Positions, movements, and exercises are often prescribed to reduce pain. Hamstring flexibility is addressed, along with strength and coordination exercises for the low back and abdominal muscles (core stability exercises). The aims of these physical therapies are to assist you in:
- Managing your condition and controlling your symptoms
- Correcting your posture and body movements to reduce back strain
- Improving your flexibility and core strength
Some patients also benefit from chiropractic treatment osteopathy, remedial massage, and acupuncture.
A review by a clinical psychologist is often useful. Strategies to manage pain may include cognitive behavioural therapy and mindfulness-based programs. It is important to treat any associated depression or anxiety, as these conditions may increase your experience of pain.

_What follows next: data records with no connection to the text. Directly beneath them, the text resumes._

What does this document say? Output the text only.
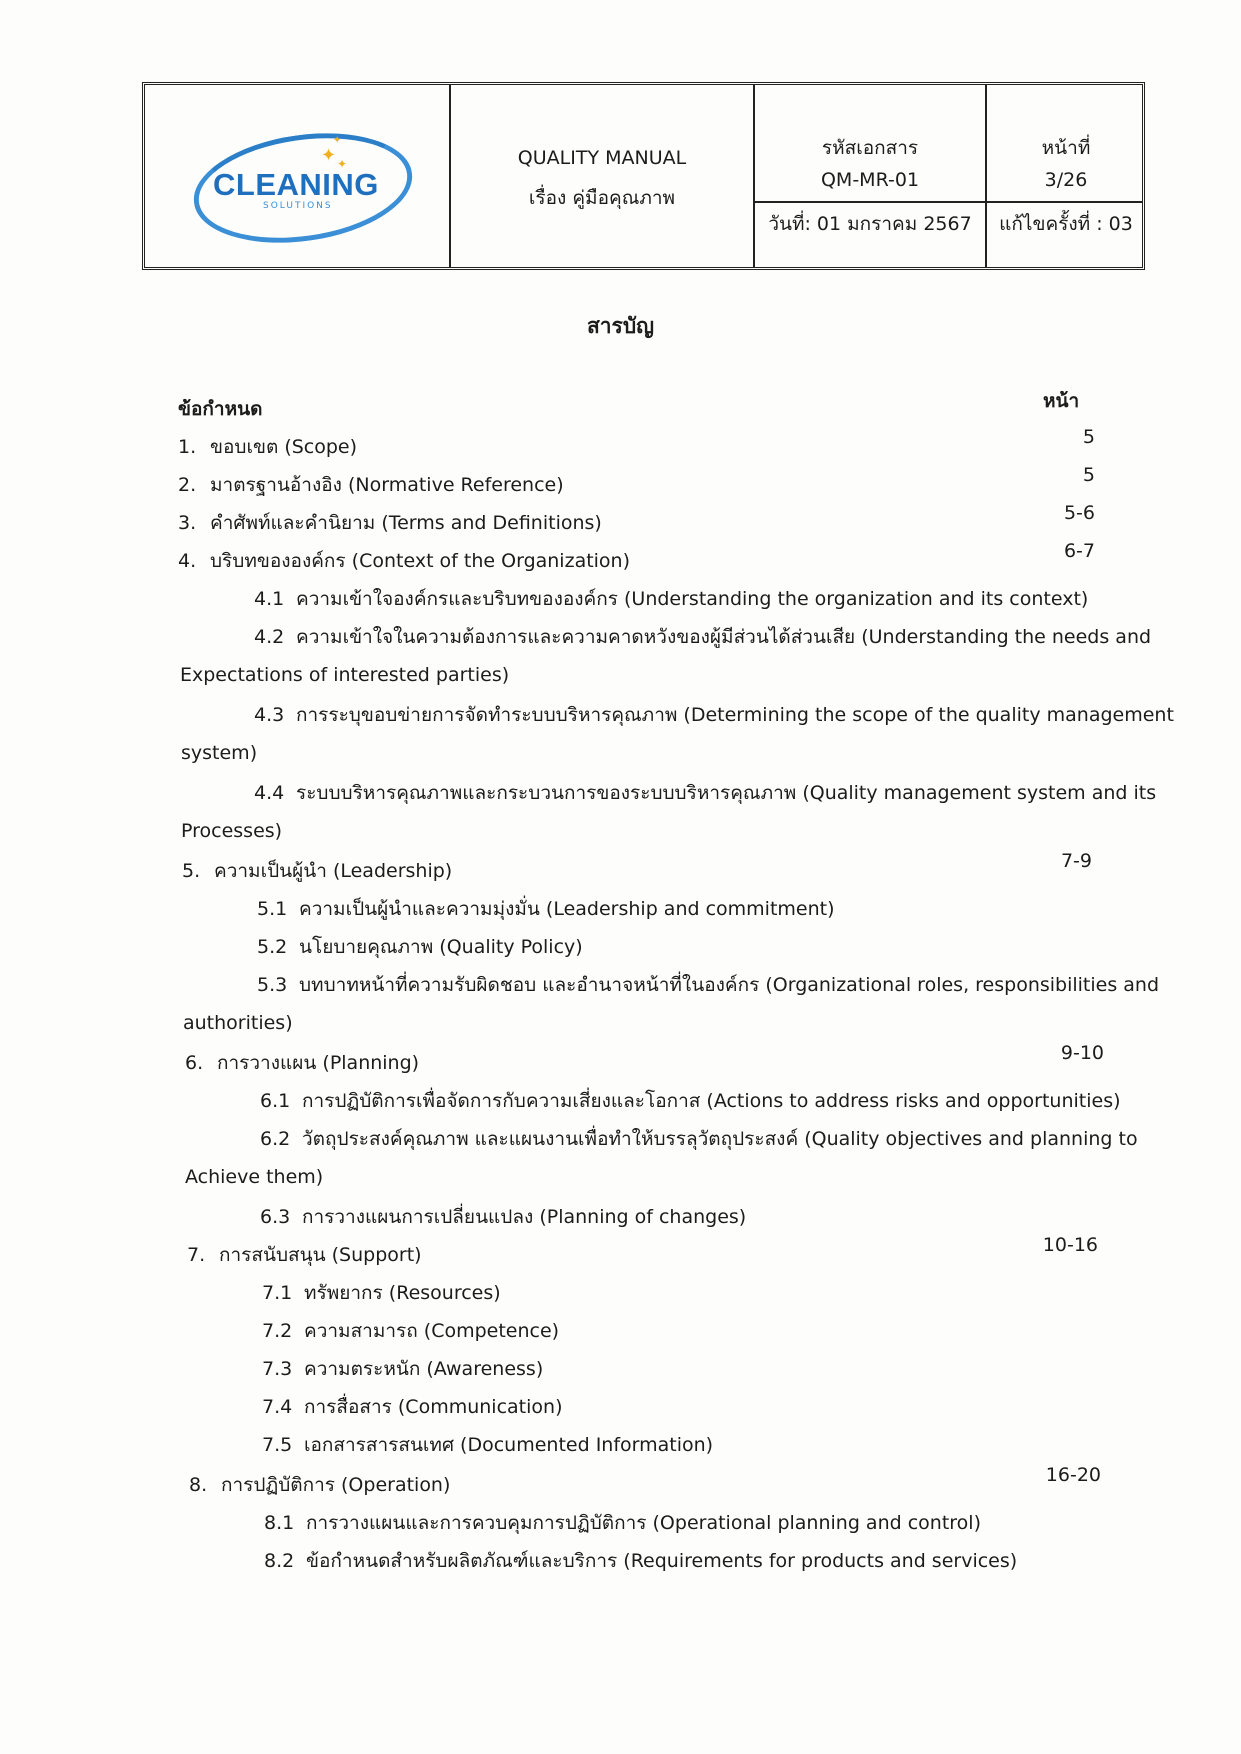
CLEANING
SOLUTIONS
✦ ✦
✦
QUALITY MANUAL
เรื่อง คู่มือคุณภาพ
รหัสเอกสาร
QM-MR-01
วันที่: 01 มกราคม 2567
หน้าที่
3/26
แก้ไขครั้งที่ : 03
สารบัญ
ข้อกำหนด	หน้า
1. ขอบเขต (Scope)	5
2. มาตรฐานอ้างอิง (Normative Reference)	5
3. คำศัพท์และคำนิยาม (Terms and Definitions)	5-6
4. บริบทขององค์กร (Context of the Organization)	6-7
4.1 ความเข้าใจองค์กรและบริบทขององค์กร (Understanding the organization and its context)
4.2 ความเข้าใจในความต้องการและความคาดหวังของผู้มีส่วนได้ส่วนเสีย (Understanding the needs and
Expectations of interested parties)
4.3 การระบุขอบข่ายการจัดทำระบบบริหารคุณภาพ (Determining the scope of the quality management
system)
4.4 ระบบบริหารคุณภาพและกระบวนการของระบบบริหารคุณภาพ (Quality management system and its
Processes)
5. ความเป็นผู้นำ (Leadership)	7-9
5.1 ความเป็นผู้นำและความมุ่งมั่น (Leadership and commitment)
5.2 นโยบายคุณภาพ (Quality Policy)
5.3 บทบาทหน้าที่ความรับผิดชอบ และอำนาจหน้าที่ในองค์กร (Organizational roles, responsibilities and
authorities)
6. การวางแผน (Planning)	9-10
6.1 การปฏิบัติการเพื่อจัดการกับความเสี่ยงและโอกาส (Actions to address risks and opportunities)
6.2 วัตถุประสงค์คุณภาพ และแผนงานเพื่อทำให้บรรลุวัตถุประสงค์ (Quality objectives and planning to
Achieve them)
6.3 การวางแผนการเปลี่ยนแปลง (Planning of changes)
7. การสนับสนุน (Support)	10-16
7.1 ทรัพยากร (Resources)
7.2 ความสามารถ (Competence)
7.3 ความตระหนัก (Awareness)
7.4 การสื่อสาร (Communication)
7.5 เอกสารสารสนเทศ (Documented Information)
8. การปฏิบัติการ (Operation)	16-20
8.1 การวางแผนและการควบคุมการปฏิบัติการ (Operational planning and control)
8.2 ข้อกำหนดสำหรับผลิตภัณฑ์และบริการ (Requirements for products and services)
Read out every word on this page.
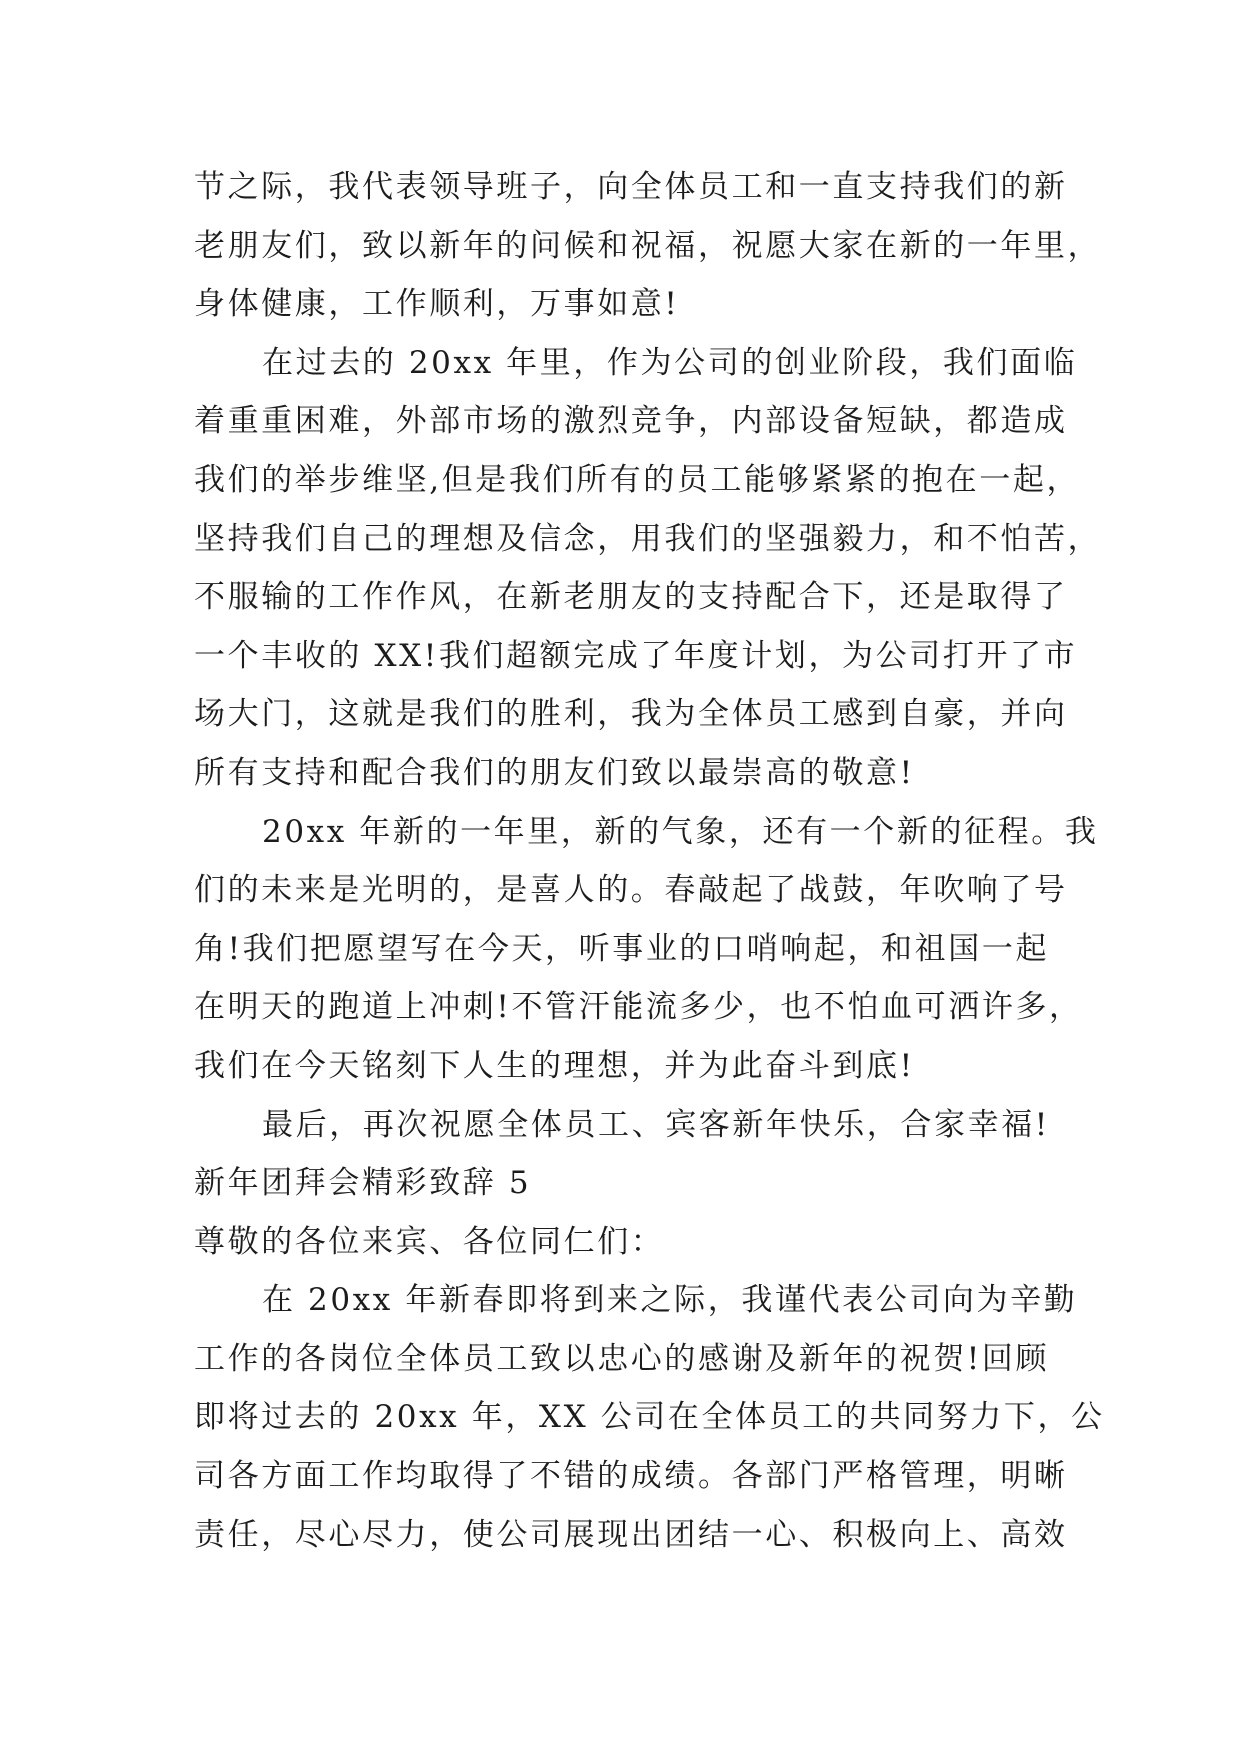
节之际，我代表领导班子，向全体员工和一直支持我们的新
老朋友们，致以新年的问候和祝福，祝愿大家在新的一年里，
身体健康，工作顺利，万事如意!
在过去的 20xx 年里，作为公司的创业阶段，我们面临
着重重困难，外部市场的激烈竞争，内部设备短缺，都造成
我们的举步维坚,但是我们所有的员工能够紧紧的抱在一起，
坚持我们自己的理想及信念，用我们的坚强毅力，和不怕苦，
不服输的工作作风，在新老朋友的支持配合下，还是取得了
一个丰收的 XX!我们超额完成了年度计划，为公司打开了市
场大门，这就是我们的胜利，我为全体员工感到自豪，并向
所有支持和配合我们的朋友们致以最崇高的敬意!
20xx 年新的一年里，新的气象，还有一个新的征程。我
们的未来是光明的，是喜人的。春敲起了战鼓，年吹响了号
角!我们把愿望写在今天，听事业的口哨响起，和祖国一起
在明天的跑道上冲刺!不管汗能流多少，也不怕血可洒许多，
我们在今天铭刻下人生的理想，并为此奋斗到底!
最后，再次祝愿全体员工、宾客新年快乐，合家幸福!
新年团拜会精彩致辞 5
尊敬的各位来宾、各位同仁们：
在 20xx 年新春即将到来之际，我谨代表公司向为辛勤
工作的各岗位全体员工致以忠心的感谢及新年的祝贺!回顾
即将过去的 20xx 年，XX 公司在全体员工的共同努力下，公
司各方面工作均取得了不错的成绩。各部门严格管理，明晰
责任，尽心尽力，使公司展现出团结一心、积极向上、高效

Medications play an important role in controlling pain, easing muscle spasms, and helping to regain a normal sleep pattern. Long-term medication usage needs to be closely supervised so that problems such as tolerance and dependence (addiction) can be avoided.
If the above measures fail, a nerve sheath injection can be organised in an attempt to reduce the pain. These injections may have diagnostic and therapeutic value, although the benefit is frequently short-lived (days to weeks).
Surgery is needed only if other treatments options fail to keep your pain at a reasonable level, and if your underlying condition is suitable for surgery. Not all patients with severe unremitting back pain are suitable for surgery. Surgical treatment must address any mechanical (instability) and compressive (nerve pressure) issues. Surgery usually comprises a keyhole microdiscectomy.